The Navy is Not Built to Fight
One of the problems I have with the USN's new Maritime Strategy is its emphasis on so-called "soft power" and upon deterring war rather than actually fighting America's enemies, as we are currently doing in Iraq and Afghanistan. As the strategy reveals:
"We believe that preventing wars is as important as winning
wars."
In this, I fear the admirals are tapping in for political reasons the general discontent and antiwar mood of the nation in recent years. Yet, if 9/11 is proof of anything it is the futility of avoiding indefinitely major conflict with those who hate us, especially when battle is thrust upon us unexpectedly.
The defensive over an offensive mindset has been ingrained in the Navy's leadership at least since the latter Cold War period and prevails with us to this day. It is an attempt to maintain out-of-date naval platforms and strategies far beyond their relevance in modern warfare (the fleet we want rather than the one we need). Deep into the Cruise Missile Age, the USN clings to the doctrine of massive carrier battlegroups, with only a limited striking power compared to the great expense to defend them, i.e. the Aegis cruisers and destroyers, plus nuclear powered attack submarines. Of even more dubious value, are large expeditionary amphibious ships, sold to the public for US Marine peacekeeping duties, despite the fact that for over half a century the USMC has acted mostly as a land-based adjunct to the Army in all our nation's major wars.
Its attack submarine fleet, though still essential, is misused, as was its World War 2 predecessor. Now as then their primary purpose is defending the battle fleet and scouting, rather than the offensive weapon they became later on and will likely be in a future conflict at sea.
Lets examine, then, the weakness of each platform individually:
- The Aircraft Carrier-Each Nimitz class warship possesses only 50 combat aircraft. Delete from this the defensive combat air patrol (CAP) and an offensive striking force might number 40 planes or less. In recent decades the Navy has finally disposed its its long range attack bombers (A-6 Intruders and F-14 "Bombcats"), even as land based cruise missiles, potent naval mines, and precision armed bombers are pushing the big ships further from the land targets where they're needed most. While still useful against a lo-tech Third World power, it is doubtful the continued expense of defending this platform is worth its future use in a major sea battle.
- Aegis Warships-Aegis is the most effective and sophisticated weapons system ever deployed by any nation at sea. Yet, by design it is an exclusively defensive, adding nothing to the fighting power of the CG-47 Ticonderoga cruisers and DDG-51 Arleigh Burke destroyers it currently operates from.

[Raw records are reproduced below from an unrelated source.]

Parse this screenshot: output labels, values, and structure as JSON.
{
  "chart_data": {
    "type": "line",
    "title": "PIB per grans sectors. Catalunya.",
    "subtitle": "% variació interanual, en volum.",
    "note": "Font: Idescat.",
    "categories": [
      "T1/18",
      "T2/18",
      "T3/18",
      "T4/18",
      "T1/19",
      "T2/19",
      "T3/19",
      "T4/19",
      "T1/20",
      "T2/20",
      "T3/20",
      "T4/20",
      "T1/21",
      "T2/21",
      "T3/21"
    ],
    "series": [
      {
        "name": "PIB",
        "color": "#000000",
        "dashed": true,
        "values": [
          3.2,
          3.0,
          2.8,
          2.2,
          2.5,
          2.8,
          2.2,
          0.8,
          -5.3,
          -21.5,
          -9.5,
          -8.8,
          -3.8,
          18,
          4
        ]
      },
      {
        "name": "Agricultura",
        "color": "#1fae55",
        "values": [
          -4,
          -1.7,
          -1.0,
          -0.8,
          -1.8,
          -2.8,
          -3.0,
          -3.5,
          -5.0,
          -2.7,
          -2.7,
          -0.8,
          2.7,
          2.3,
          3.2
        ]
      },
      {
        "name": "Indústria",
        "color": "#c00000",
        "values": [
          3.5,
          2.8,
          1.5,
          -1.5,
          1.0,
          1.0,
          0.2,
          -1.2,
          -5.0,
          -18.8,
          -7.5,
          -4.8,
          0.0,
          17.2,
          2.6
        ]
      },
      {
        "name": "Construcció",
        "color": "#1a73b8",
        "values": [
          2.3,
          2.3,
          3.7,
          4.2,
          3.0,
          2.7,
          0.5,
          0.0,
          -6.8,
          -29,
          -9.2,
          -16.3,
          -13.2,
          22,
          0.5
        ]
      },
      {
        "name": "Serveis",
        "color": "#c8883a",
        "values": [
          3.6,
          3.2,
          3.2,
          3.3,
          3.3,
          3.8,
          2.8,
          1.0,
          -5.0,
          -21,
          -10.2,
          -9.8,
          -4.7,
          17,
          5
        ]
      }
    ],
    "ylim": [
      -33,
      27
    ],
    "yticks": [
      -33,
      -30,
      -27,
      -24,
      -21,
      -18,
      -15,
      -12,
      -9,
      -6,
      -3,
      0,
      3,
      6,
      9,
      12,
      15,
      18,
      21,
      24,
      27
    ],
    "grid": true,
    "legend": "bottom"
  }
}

Meant to protect a battle group from a mass cruise missile attack, it also adds immensely to the cost and size of the platform that carries it. The offensive power of the 9,000 ton Burke, for instance, rests on its cruise missiles and anti-submarine heloes, the same which were carried by the half cost and sized Spruance destroyers for the 1980s, and well as the even smaller and $200 million Perry class frigates of the same era.
- LPD-17 Amphibious Ships-The crux of the Navy expeditionary warfare mission is the ability to put Marines and their equipment ashore on a hostile beachhead. The LPD-17 San Antonio class comes with its own defensive missile system plus sea-going hovercraft meant to keep the parent vessel far out to sea from any land based missile threat, the so called "Over the Horizon" strategy of the late Cold War. America maintains sizable amphibious forces on call, but has been surprisingly resistant of utilizing such forces for over 50 years, most notably during the 1991 Gulf War. With the Marines a continued part of the Army's continental strategy of distracting Eurasian threats from constructing navies, the value of such underused weapons remains dubious within a cash strapped and shrinking navy.
- Nuclear Attack Submarines-The submarine by its very inception is an offensive weapon, designed as it was in the 19th and early 20th centuries to negate the Royal Navy's unbeatable battle fleet. In practice, the USN has assigned these perfect stealth vessels a relatively subsidiary role against enemy submarines. Current plans call for using these $2 billion light cruiser size warships to tackle small diesel/electric boats in their natural environment of shallow waters, where the latter reign supreme and are near invisible to detection. A better role for these warships are to keep to the deep oceans, guarding America's sealanes and in wartime, lying in wait for enemy warships at strategic chokepoints.
Exactly 100 years ago, the British Royal Navy, as we mentioned, possessed a proud and mighty fleet of battleships, well trained and maintained. When war actually came in 1914, however, the mighty armada of dreadnoughts could do little to influence the land battle, save for a humiliating naval siege that hurt England as much as her enemies. She placed her faith then in the wrong weapons systems, while German subs sailed under her blockade, and she soon lost her place of prominence as the dominant power at sea. With no other great democracy prepared to take our place as the world's policeman, America can't afford to make the same mistake as the Royal Navy.